FILE PHOTO: A banner for Athene Holding Ltd hangs on the facade of the New York Stock Exchange (NYSE) announcing the company’s IPO in New York City, U.S., December 9, 2016. REUTERS/Brendan McDermid
Linda Lacewell, superintendent of New York’s Department of Financial Services, said Athene’s unlicensed Athene Annuity & Life unit conducted 14 large pension risk transfer transactions covering tens of thousands of policy holders, and engaged in thousands of unauthorized communications with plan sponsors.
“Protection of New Yorkers’ retirement plans is more important than ever in this vulnerable economy,” Lacewell said in a statement. “Unlicensed insurance activity puts retirement assets at risk and that’s why we won’t tolerate it.”
In a typical pension risk transfer, a life insurer takes on a pension plan’s assets and liabilities, and writes a group annuity contract obligating it to pay participants.
The insurer is essentially betting it will make more on investments than it pays out.
Athene issues, reinsures and acquires retirement savings products such as annuities.
As part of the settlement, it will move the handling of pension risk transfers to a licensed New York-based unit from Athene Annuity & Life.
The alleged wrongdoing occurred from 2017 to January 2019.
Athene cooperated with the probe.
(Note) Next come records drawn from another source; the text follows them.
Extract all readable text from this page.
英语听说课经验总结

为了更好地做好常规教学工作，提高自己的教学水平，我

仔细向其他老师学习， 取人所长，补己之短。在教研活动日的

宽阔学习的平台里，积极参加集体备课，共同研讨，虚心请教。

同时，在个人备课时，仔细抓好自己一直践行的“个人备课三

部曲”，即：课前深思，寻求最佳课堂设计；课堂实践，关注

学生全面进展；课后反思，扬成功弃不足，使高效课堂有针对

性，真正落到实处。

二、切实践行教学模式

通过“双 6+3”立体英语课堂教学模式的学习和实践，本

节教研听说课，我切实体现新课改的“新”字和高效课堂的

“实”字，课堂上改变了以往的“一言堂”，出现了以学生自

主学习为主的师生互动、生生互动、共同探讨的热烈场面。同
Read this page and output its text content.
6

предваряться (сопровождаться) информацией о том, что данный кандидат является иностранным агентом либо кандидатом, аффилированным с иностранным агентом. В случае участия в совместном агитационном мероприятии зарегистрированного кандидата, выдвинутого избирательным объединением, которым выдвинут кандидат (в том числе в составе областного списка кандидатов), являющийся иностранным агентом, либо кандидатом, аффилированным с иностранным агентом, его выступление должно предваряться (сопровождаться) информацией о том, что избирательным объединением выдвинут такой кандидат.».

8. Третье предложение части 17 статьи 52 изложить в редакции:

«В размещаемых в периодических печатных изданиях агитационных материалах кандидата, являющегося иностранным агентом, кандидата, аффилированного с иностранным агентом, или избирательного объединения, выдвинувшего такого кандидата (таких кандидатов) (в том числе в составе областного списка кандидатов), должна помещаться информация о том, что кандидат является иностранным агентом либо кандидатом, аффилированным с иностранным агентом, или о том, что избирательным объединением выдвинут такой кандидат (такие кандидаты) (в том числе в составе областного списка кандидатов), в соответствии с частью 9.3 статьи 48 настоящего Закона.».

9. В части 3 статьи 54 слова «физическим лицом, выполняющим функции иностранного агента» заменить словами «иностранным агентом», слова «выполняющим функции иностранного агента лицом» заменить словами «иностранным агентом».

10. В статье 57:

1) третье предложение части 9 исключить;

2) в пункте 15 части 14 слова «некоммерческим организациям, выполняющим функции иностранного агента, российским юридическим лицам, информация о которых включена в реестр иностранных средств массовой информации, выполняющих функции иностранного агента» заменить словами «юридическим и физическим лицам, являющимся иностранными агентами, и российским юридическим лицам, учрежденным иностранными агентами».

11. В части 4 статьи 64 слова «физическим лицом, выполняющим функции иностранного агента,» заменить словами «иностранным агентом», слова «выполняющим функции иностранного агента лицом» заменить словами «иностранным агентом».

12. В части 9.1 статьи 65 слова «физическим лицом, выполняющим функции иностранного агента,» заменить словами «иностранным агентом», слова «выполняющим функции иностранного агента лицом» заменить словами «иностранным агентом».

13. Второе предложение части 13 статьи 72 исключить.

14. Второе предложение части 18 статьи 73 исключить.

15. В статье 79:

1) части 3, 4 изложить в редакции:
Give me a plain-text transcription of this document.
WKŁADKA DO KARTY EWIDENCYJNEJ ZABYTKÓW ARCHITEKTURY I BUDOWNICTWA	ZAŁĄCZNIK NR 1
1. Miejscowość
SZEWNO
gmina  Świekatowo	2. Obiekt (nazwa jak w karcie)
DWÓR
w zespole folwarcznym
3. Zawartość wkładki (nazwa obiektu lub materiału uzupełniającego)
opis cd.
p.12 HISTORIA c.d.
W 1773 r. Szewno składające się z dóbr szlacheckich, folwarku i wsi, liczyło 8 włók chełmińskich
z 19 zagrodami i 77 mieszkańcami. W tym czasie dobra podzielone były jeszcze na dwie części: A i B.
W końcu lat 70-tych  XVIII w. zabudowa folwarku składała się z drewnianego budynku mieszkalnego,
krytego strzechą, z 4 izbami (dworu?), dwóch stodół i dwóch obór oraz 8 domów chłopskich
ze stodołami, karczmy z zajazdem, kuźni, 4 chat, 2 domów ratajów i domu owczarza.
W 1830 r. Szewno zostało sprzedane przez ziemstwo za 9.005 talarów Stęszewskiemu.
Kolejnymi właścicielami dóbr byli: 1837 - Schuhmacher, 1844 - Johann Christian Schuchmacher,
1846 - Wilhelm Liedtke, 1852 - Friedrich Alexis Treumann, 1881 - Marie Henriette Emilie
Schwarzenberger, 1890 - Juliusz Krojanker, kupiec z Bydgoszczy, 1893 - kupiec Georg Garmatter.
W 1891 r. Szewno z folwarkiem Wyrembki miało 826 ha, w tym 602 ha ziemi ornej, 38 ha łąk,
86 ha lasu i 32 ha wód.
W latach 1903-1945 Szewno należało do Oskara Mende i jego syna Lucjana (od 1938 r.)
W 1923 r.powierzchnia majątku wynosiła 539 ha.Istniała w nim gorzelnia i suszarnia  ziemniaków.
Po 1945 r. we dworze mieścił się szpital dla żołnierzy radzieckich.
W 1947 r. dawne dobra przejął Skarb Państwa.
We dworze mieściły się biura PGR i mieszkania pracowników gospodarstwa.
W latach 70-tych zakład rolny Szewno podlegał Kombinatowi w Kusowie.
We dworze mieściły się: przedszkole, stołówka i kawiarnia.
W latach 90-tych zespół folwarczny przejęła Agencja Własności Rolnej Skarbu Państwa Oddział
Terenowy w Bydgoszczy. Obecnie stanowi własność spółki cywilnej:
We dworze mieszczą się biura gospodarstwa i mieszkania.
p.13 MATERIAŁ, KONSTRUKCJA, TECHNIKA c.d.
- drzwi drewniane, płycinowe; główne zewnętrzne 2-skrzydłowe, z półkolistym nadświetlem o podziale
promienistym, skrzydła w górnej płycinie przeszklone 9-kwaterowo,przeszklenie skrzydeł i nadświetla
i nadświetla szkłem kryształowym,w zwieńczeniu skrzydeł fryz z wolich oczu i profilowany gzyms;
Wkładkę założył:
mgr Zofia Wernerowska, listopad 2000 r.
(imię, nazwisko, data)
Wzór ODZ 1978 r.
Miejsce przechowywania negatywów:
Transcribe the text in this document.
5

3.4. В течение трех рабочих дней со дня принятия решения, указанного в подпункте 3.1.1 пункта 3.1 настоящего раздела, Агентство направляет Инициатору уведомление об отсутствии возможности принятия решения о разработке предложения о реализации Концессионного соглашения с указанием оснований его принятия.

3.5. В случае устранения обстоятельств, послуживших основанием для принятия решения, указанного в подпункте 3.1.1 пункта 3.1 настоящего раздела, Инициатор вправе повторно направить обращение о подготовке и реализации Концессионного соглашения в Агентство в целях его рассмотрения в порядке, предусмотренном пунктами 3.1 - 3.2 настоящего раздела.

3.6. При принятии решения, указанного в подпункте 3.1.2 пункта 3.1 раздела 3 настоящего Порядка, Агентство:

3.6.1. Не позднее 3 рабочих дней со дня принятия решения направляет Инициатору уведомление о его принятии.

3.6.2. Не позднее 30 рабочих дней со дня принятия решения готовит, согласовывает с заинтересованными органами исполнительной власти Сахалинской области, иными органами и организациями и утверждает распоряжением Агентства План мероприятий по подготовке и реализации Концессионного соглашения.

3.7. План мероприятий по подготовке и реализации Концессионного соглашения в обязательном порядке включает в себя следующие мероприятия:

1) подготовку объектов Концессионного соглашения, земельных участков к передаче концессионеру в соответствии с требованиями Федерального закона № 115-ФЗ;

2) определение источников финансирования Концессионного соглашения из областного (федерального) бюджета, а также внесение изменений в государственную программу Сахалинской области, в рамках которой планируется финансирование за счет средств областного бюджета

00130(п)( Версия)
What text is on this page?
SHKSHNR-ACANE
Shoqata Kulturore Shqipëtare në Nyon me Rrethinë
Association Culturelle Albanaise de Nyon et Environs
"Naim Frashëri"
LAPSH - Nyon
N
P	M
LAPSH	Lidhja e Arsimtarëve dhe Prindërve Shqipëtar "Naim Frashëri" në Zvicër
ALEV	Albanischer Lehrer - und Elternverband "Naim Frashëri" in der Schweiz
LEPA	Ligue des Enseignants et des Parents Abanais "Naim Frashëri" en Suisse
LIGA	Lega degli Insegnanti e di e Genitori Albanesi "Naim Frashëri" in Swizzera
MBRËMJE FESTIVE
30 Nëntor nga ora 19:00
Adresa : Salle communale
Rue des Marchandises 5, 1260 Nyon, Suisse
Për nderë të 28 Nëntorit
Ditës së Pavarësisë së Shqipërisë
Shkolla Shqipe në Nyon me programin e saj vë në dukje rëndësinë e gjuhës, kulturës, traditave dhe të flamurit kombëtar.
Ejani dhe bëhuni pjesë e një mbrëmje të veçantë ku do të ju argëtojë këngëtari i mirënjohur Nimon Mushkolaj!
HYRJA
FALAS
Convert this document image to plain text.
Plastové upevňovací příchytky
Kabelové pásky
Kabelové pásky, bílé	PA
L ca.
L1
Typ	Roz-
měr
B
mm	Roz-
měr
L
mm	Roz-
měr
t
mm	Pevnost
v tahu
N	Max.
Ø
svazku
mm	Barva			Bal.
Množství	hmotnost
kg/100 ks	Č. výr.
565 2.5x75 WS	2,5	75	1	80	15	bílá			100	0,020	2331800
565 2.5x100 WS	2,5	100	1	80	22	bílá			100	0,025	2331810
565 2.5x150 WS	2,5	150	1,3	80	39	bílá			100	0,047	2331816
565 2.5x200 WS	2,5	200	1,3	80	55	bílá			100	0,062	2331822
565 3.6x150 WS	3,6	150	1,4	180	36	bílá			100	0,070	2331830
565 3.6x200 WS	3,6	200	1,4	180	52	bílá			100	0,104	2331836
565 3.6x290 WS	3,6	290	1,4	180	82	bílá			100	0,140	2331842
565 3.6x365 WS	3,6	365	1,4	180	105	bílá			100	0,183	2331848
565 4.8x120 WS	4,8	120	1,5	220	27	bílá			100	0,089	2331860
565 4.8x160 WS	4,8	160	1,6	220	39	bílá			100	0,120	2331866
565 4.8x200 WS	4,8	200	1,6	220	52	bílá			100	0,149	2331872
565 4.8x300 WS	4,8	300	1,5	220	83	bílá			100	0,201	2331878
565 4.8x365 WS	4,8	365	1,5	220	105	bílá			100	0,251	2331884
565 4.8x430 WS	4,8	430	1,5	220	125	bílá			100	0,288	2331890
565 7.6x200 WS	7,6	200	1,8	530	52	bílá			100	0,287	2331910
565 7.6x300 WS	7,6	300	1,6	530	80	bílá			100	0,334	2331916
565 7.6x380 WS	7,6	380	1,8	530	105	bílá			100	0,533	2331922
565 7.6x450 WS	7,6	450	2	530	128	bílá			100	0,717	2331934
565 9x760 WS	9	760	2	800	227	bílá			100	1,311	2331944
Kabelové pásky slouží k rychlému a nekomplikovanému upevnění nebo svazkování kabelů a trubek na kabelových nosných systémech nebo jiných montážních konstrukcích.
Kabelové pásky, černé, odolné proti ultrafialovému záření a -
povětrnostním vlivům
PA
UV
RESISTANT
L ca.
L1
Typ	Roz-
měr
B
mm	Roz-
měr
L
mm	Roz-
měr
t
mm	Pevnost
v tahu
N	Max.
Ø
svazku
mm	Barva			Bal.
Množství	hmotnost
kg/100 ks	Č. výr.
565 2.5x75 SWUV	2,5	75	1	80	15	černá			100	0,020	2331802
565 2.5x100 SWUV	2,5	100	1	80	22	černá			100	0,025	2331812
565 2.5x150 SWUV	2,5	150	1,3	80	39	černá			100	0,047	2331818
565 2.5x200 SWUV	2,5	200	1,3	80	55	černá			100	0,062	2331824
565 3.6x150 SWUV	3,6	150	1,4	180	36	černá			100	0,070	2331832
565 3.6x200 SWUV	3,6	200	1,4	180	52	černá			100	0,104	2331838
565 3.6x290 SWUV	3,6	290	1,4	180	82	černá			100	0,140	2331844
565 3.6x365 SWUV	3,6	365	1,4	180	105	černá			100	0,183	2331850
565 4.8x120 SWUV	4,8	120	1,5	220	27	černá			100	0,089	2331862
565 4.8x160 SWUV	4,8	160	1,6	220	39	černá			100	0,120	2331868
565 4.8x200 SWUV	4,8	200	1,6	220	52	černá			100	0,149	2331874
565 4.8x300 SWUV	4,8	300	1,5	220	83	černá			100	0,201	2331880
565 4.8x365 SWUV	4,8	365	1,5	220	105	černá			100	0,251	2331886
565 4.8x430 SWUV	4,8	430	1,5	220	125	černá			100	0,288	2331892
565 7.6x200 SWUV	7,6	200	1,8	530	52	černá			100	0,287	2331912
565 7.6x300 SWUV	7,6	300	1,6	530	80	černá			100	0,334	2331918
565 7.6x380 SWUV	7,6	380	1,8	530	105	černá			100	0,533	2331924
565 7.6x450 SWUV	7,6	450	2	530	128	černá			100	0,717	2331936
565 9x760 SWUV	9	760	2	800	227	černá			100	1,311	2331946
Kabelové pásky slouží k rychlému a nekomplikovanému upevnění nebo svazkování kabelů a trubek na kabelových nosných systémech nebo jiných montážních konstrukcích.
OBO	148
In a statement it said it was pleased to settle, and that participants it covers will continue receiving all contractual payments and benefits.
Pension risk transfers have existed since at least the 1920s, but rising interest rates and stock market gains in recent years had made them more common.
Lacewell said the pension risk transfer market has about 15 insurers, and most transactions involve partial buyouts of retirees’ long-term benefits.